Иван Иваныч кивнул, с удивлением отметив, что страха нет. То есть его не то чтобы совсем не было, но радость, ощущение успеха преобладали над тревогой и страхом.
Генерал делал большие глаза и пристально всматривался в Ивана Иваныча, но Иван Иваныч кивал согласно и себя не выдавал.
— А где это вышло? — спросил он как бы без интереса.
— В Лондоне, — презрительно процедил Филин.
Показалось несколько несообразным сочетание американского ЦРУ и английского Лондона, но лишь на мгновение, а потом Иван Иваныч уже представлял себе, как он придет домой и скажет своей молодой жене: «А знаешь, у меня вышла пластинка за границей. Большая пластинка…» «Где?!» — вскрикнет она, пораженная. «В Лондоне», — ответит он небрежно.

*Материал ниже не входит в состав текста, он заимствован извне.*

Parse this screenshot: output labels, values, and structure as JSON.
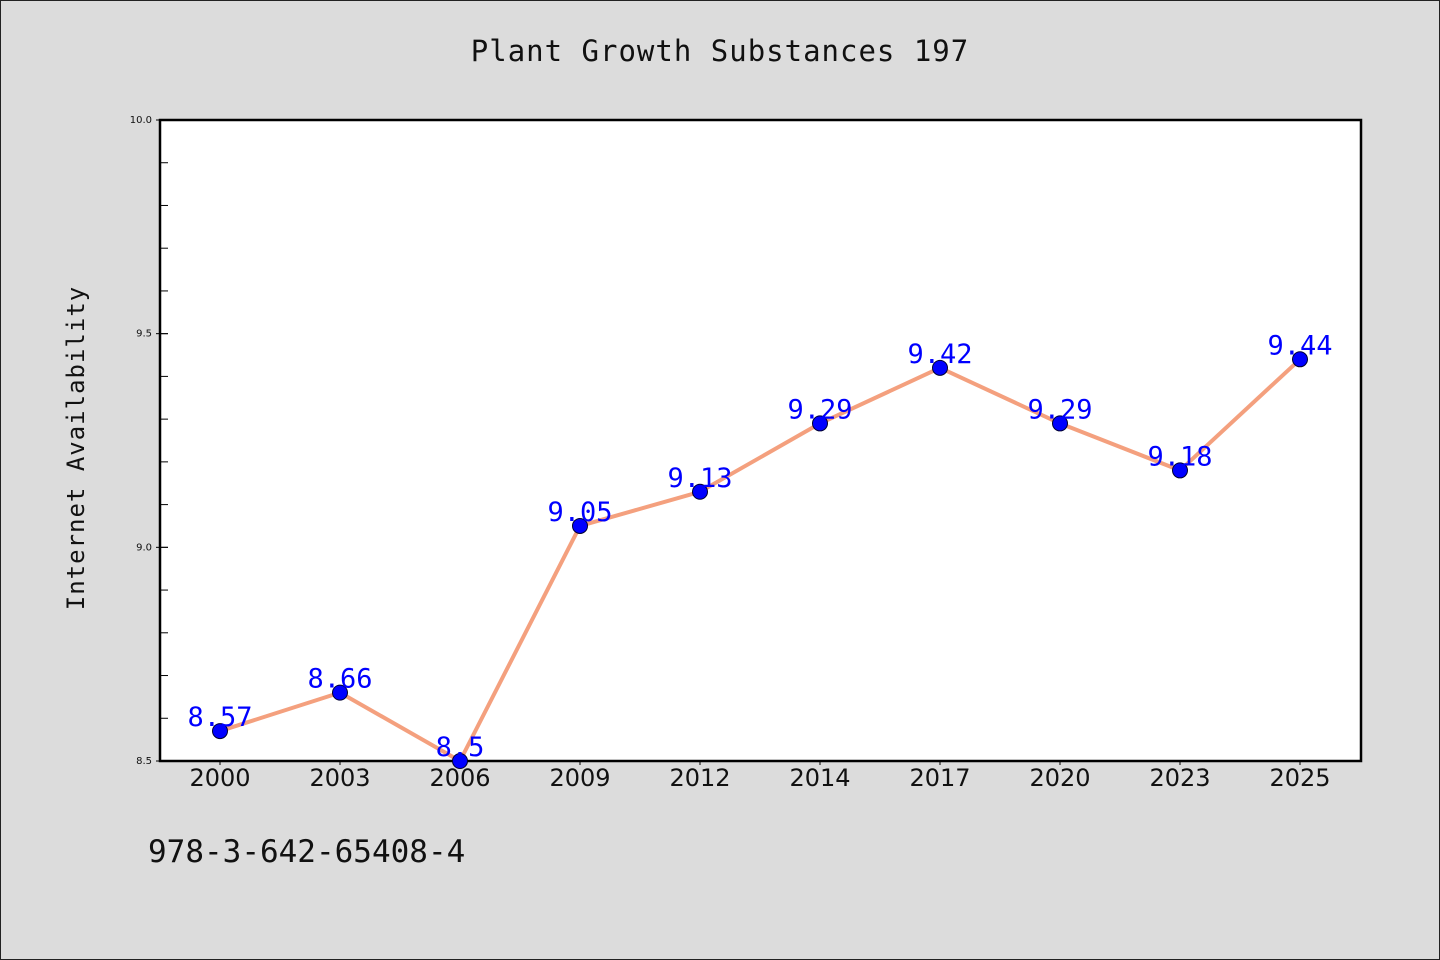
{
  "chart_data": {
    "type": "line",
    "title": "Plant Growth Substances 197",
    "xlabel": "",
    "ylabel": "Internet Availability",
    "categories": [
      "2000",
      "2003",
      "2006",
      "2009",
      "2012",
      "2014",
      "2017",
      "2020",
      "2023",
      "2025"
    ],
    "series": [
      {
        "values": [
          8.57,
          8.66,
          8.5,
          9.05,
          9.13,
          9.29,
          9.42,
          9.29,
          9.18,
          9.44
        ],
        "labels": [
          "8.57",
          "8.66",
          "8.5",
          "9.05",
          "9.13",
          "9.29",
          "9.42",
          "9.29",
          "9.18",
          "9.44"
        ]
      }
    ],
    "ylim": [
      8.5,
      10.0
    ],
    "yticks": [
      "8.5",
      "9.0",
      "9.5",
      "10.0"
    ],
    "grid": false,
    "colors": {
      "line": "#f4a07e",
      "marker": "#0000ff",
      "label": "#0000ff",
      "background": "#dcdcdc",
      "plot_background": "#ffffff"
    }
  },
  "footer": {
    "isbn": "978-3-642-65408-4"
  }
}
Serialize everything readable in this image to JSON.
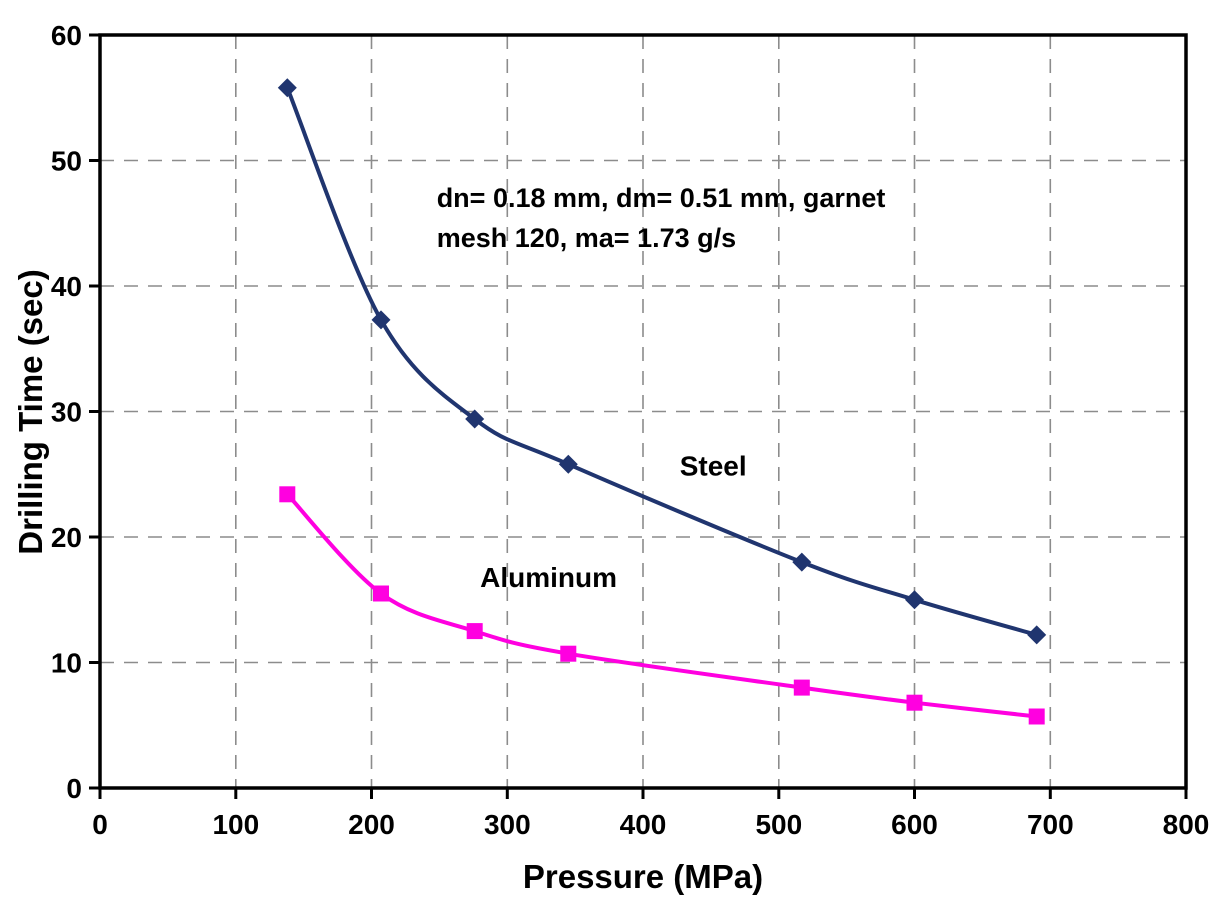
{
  "chart_data": {
    "type": "line",
    "title": "",
    "xlabel": "Pressure (MPa)",
    "ylabel": "Drilling Time (sec)",
    "xlim": [
      0,
      800
    ],
    "ylim": [
      0,
      60
    ],
    "xticks": [
      0,
      100,
      200,
      300,
      400,
      500,
      600,
      700,
      800
    ],
    "yticks": [
      0,
      10,
      20,
      30,
      40,
      50,
      60
    ],
    "grid": "dashed",
    "legend_position": "inline-labels",
    "series": [
      {
        "name": "Steel",
        "color": "#20356f",
        "marker": "diamond",
        "x": [
          138,
          207,
          276,
          345,
          517,
          600,
          690
        ],
        "y": [
          55.8,
          37.3,
          29.4,
          25.8,
          18.0,
          15.0,
          12.2
        ],
        "label_pos": {
          "x": 427,
          "y": 24.9
        }
      },
      {
        "name": "Aluminum",
        "color": "#ff00e0",
        "marker": "square",
        "x": [
          138,
          207,
          276,
          345,
          517,
          600,
          690
        ],
        "y": [
          23.4,
          15.5,
          12.5,
          10.7,
          8.0,
          6.8,
          5.7
        ],
        "label_pos": {
          "x": 280,
          "y": 16.0
        }
      }
    ],
    "annotation": {
      "lines": [
        "dn= 0.18 mm, dm= 0.51 mm, garnet",
        "mesh 120, ma= 1.73 g/s"
      ],
      "x": 248,
      "y": 46.3
    }
  }
}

Вышел он от генерала с легким чувством. Страха как не бывало. Ликование оказалось сильнее: «Вот сука цереушная, какой подарочек преподнесла!» И он поразил свою молодую жену сообщением. Был семейный праздник. Его жене, Ангелине Петровне, было двадцать три года. Она была человеком, не искушенным в литературных тонкостях, и хотя обрадовалась пластинке, но восприняла это как должное, ибо гений Ивана Иваныча был достоин и большего, чем эта заурядная заграничная пластинка. Иван Иваныч пытался объяснить ей, сколь чрезвычаен этот факт, но преуспел не слишком и махнул рукой.
Но это было, как оказалось, лишь самое начало истории, за которой последовало совершенно непредсказуемое продолжение.
Возбужденный эйфорией победы, Иван Иваныч уехал в Ялту, в Дом творчества писателей. Он уехал туда, в тишину, писать стихи, которые уже почти сложились в его голове, и придумывать к ним мелодии. Это было впервые, что он просил путевку в качестве члена союза, и у него не хватило решимости попросить и для Ангелины Петровны. Она отнеслась к этому с пониманием, хотя расставаться не хотелось.